Felipe Solá: Hay una cacería contra Cristina Kirchner
Felipe Solá: Hay una cacería contra Cristina Kirchner
Felipe Solá es una Argentina, no la autora, sino la garante. Ellos, los Solá, construyen la casa, la adornan y la disfrazan para que los que tienen a la política como actividad criminal principal la habiten con comodidad. Después se encarga de confundir a los que los repudian desviando la atención. Es de esos que hacen que perdamos buena parte de la vida deshaciendo mentiras, como si no hubiera cosas mejores para hacer. Por supuesto que los Solá no serían nada si no fuera por otra Argentina más, que no reconocería a Hitler ni a Jack el Destripador, si hablaran bajito, se vistieran prolijitos y adoptaran un tono de buen barrio.

Hay un instinto conservador a preservar a los criminales. Que la gente no sepa. Si todo estuvo mal hay que “perdonar”. Si algo estuvo bien, ni justicia. El sistema se renueva cuando alguien en política es eliminado por alguna cosa peligrosa como decir la verdad, pero si los delincuentes pagan ¿A dónde vamos a parar? Las normas son algo que rige para los que creen en ellas y sólo contra ellas. Todo porque alguien dijo que la ética es una deuda, pero no me quiero ir por las ramas. Bastante tengo con el tronco de Solá.

El es ese nuevo conservadurismo. Conservan el crimen político, que no sea tocado. Porque otros los cometen, pero los que viven de ellos, son algo por ellos, van a la televisión por ellos, sea como panelistas, conductores, anunciantes o invitados, son actividad periférica de los crímenes principales, de manera que todo puede venirse abajo. Ojo, no el robo, eso es lo más inocente. El atropello estatista, el uso del poder en nombre del bien para hacer el mal, joder al otro, aplastar a la habilidoso, entronizar al imbécil. Imaginen si termina eso, sería un desastre. La distopía argentina que explica perfectamente a Tognetti. Todo lo choto, como una gran ola que entienden que cuando se corte deja un tendal, aunque les toque ese borde menor de mirar y criticar un poco, denunciar un poco y siempre en el momento oportuno. Hay que conservar la fuente.Si un gobierno directamente no intentó hacer nada bien, nada honestamente, sería muy peligroso que se lo sacudiera de verdad, sobre todo si estubieron por ahí en los suburbios haciéndose los boludos. Hay que urgente invocar algunas falacias que suenen principistas para ponerse a juzgar el feo sentimiento que la gente tiene hacia los agresores porque no entiende nada acerca de cuántas cosas dependen de que los hijos de puta no sean tratados como tales sino superficialmente, un ratito.
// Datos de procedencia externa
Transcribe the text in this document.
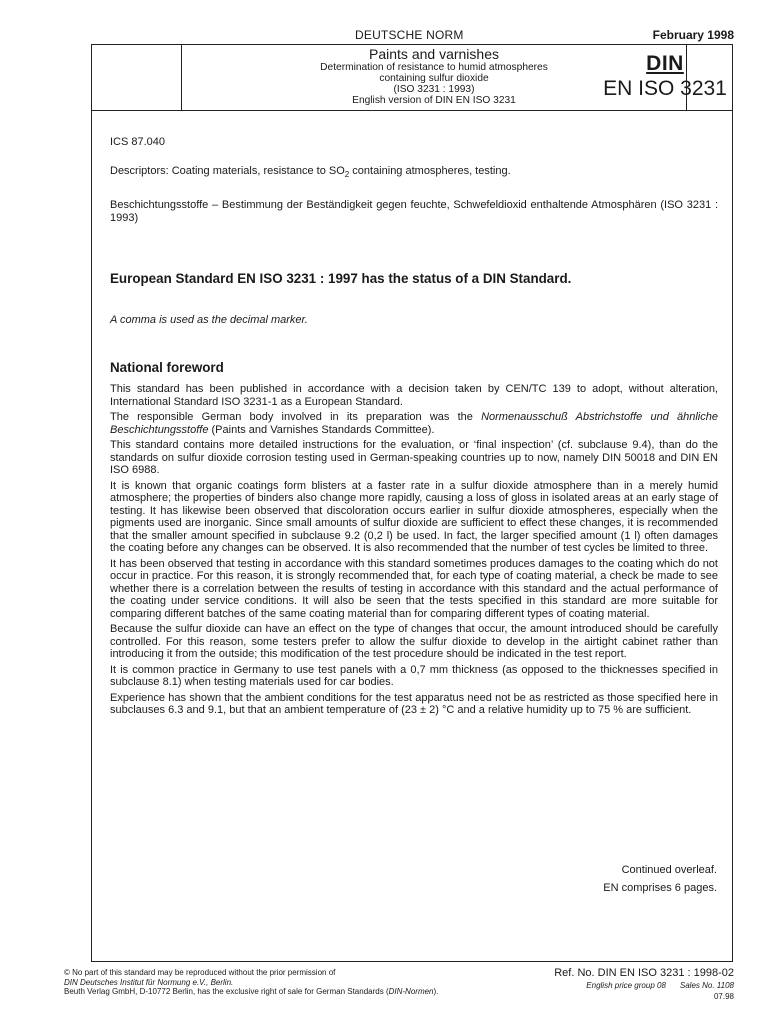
DEUTSCHE NORM	February 1998
Paints and varnishes
Determination of resistance to humid atmospheres
containing sulfur dioxide
(ISO 3231 : 1993)
English version of DIN EN ISO 3231
DIN
EN ISO 3231
ICS 87.040
Descriptors: Coating materials, resistance to $SO_2$ containing atmospheres, testing.
Beschichtungsstoffe – Bestimmung der Beständigkeit gegen feuchte, Schwefeldioxid enthaltende Atmosphären (ISO 3231 : 1993)
European Standard EN ISO 3231 : 1997 has the status of a DIN Standard.
A comma is used as the decimal marker.
National foreword

This standard has been published in accordance with a decision taken by CEN/TC 139 to adopt, without alteration, International Standard ISO 3231-1 as a European Standard.

The responsible German body involved in its preparation was the Normenausschuß Abstrichstoffe und ähnliche Beschichtungsstoffe (Paints and Varnishes Standards Committee).

This standard contains more detailed instructions for the evaluation, or ‘final inspection’ (cf. subclause 9.4), than do the standards on sulfur dioxide corrosion testing used in German-speaking countries up to now, namely DIN 50018 and DIN EN ISO 6988.

It is known that organic coatings form blisters at a faster rate in a sulfur dioxide atmosphere than in a merely humid atmosphere; the properties of binders also change more rapidly, causing a loss of gloss in isolated areas at an early stage of testing. It has likewise been observed that discoloration occurs earlier in sulfur dioxide atmospheres, especially when the pigments used are inorganic. Since small amounts of sulfur dioxide are sufficient to effect these changes, it is recommended that the smaller amount specified in subclause 9.2 (0,2 l) be used. In fact, the larger specified amount (1 l) often damages the coating before any changes can be observed. It is also recommended that the number of test cycles be limited to three.

It has been observed that testing in accordance with this standard sometimes produces damages to the coating which do not occur in practice. For this reason, it is strongly recommended that, for each type of coating material, a check be made to see whether there is a correlation between the results of testing in accordance with this standard and the actual performance of the coating under service conditions. It will also be seen that the tests specified in this standard are more suitable for comparing different batches of the same coating material than for comparing different types of coating material.

Because the sulfur dioxide can have an effect on the type of changes that occur, the amount introduced should be carefully controlled. For this reason, some testers prefer to allow the sulfur dioxide to develop in the airtight cabinet rather than introducing it from the outside; this modification of the test procedure should be indicated in the test report.

It is common practice in Germany to use test panels with a 0,7 mm thickness (as opposed to the thicknesses specified in subclause 8.1) when testing materials used for car bodies.

Experience has shown that the ambient conditions for the test apparatus need not be as restricted as those specified here in subclauses 6.3 and 9.1, but that an ambient temperature of (23 ± 2) °C and a relative humidity up to 75 % are sufficient.

Continued overleaf.
EN comprises 6 pages.
© No part of this standard may be reproduced without the prior permission of
DIN Deutsches Institut für Normung e.V., Berlin.
Beuth Verlag GmbH, D-10772 Berlin, has the exclusive right of sale for German Standards (DIN-Normen).
Ref. No. DIN EN ISO 3231 : 1998-02
English price group 08 Sales No. 1108
07.98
Listo, ya está, suficiente, hablemos de otra cosa. Tengo esta pequeña objeción, pero no nos pasemos de la raya porque eso significa que tenemos odio. Viva el amor. Es muy importante cuidar de los buenos sentimientos que permiten cagar a todo el mundo.
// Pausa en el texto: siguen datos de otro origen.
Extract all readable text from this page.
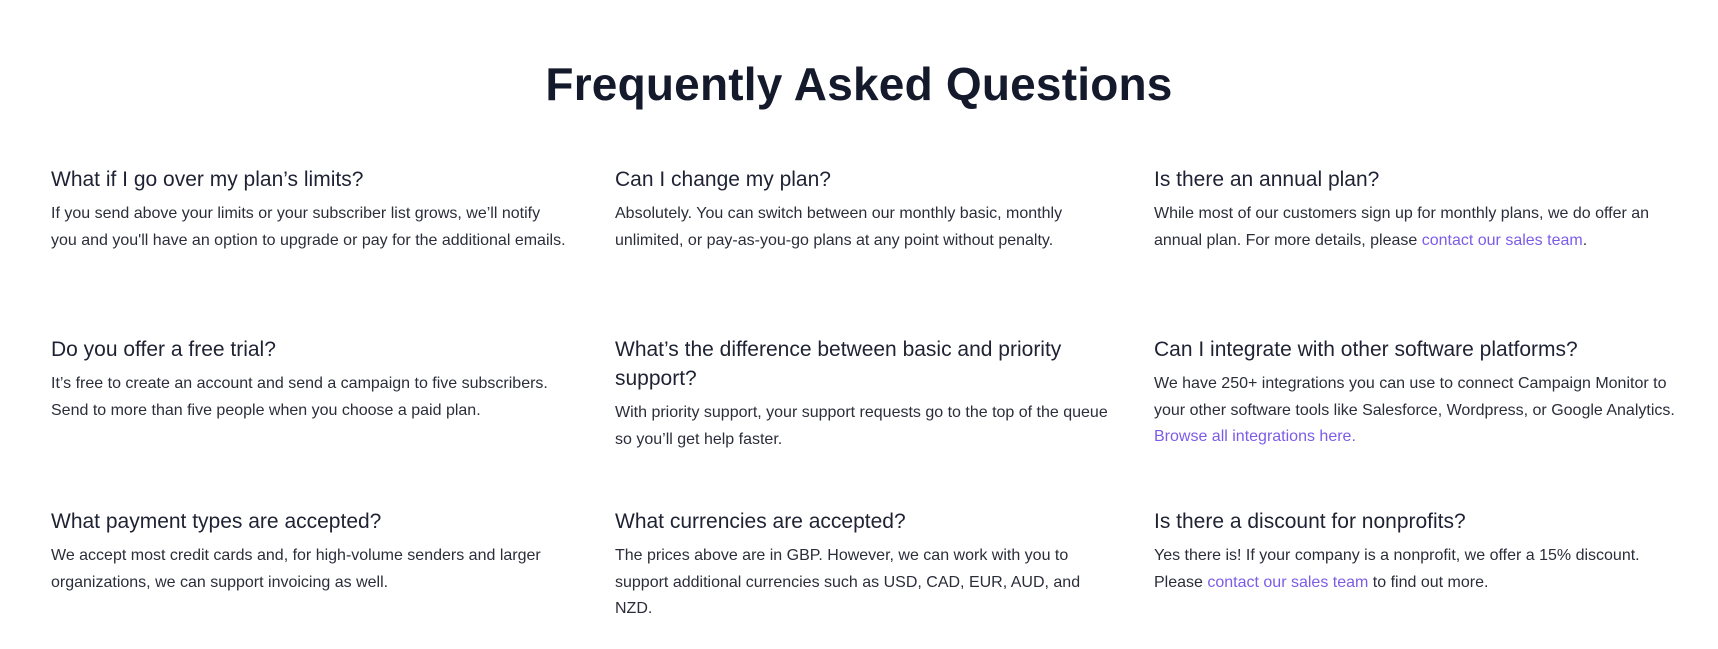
Frequently Asked Questions
What if I go over my plan’s limits?

If you send above your limits or your subscriber list grows, we’ll notify you and you'll have an option to upgrade or pay for the additional emails.

Can I change my plan?

Absolutely. You can switch between our monthly basic, monthly unlimited, or pay-as-you-go plans at any point without penalty.

Is there an annual plan?

While most of our customers sign up for monthly plans, we do offer an annual plan. For more details, please contact our sales team.

Do you offer a free trial?

It’s free to create an account and send a campaign to five subscribers. Send to more than five people when you choose a paid plan.

What’s the difference between basic and priority support?

With priority support, your support requests go to the top of the queue so you’ll get help faster.

Can I integrate with other software platforms?

We have 250+ integrations you can use to connect Campaign Monitor to your other software tools like Salesforce, Wordpress, or Google Analytics. Browse all integrations here.

What payment types are accepted?

We accept most credit cards and, for high-volume senders and larger organizations, we can support invoicing as well.

What currencies are accepted?

The prices above are in GBP. However, we can work with you to support additional currencies such as USD, CAD, EUR, AUD, and NZD.

Is there a discount for nonprofits?

Yes there is! If your company is a nonprofit, we offer a 15% discount. Please contact our sales team to find out more.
Es malo para la Argentina Solá. Es malo que los delincuentes no paguen. Los inversores del exterior que clausuran sus planes cada vez que titubea el gobierno acerca de desbaratar la farsa estatista, están esperando saber si la Argentina se divorcia del crimen o lo preserva. Por ahora, todos parecen preservativos, Solá el primero.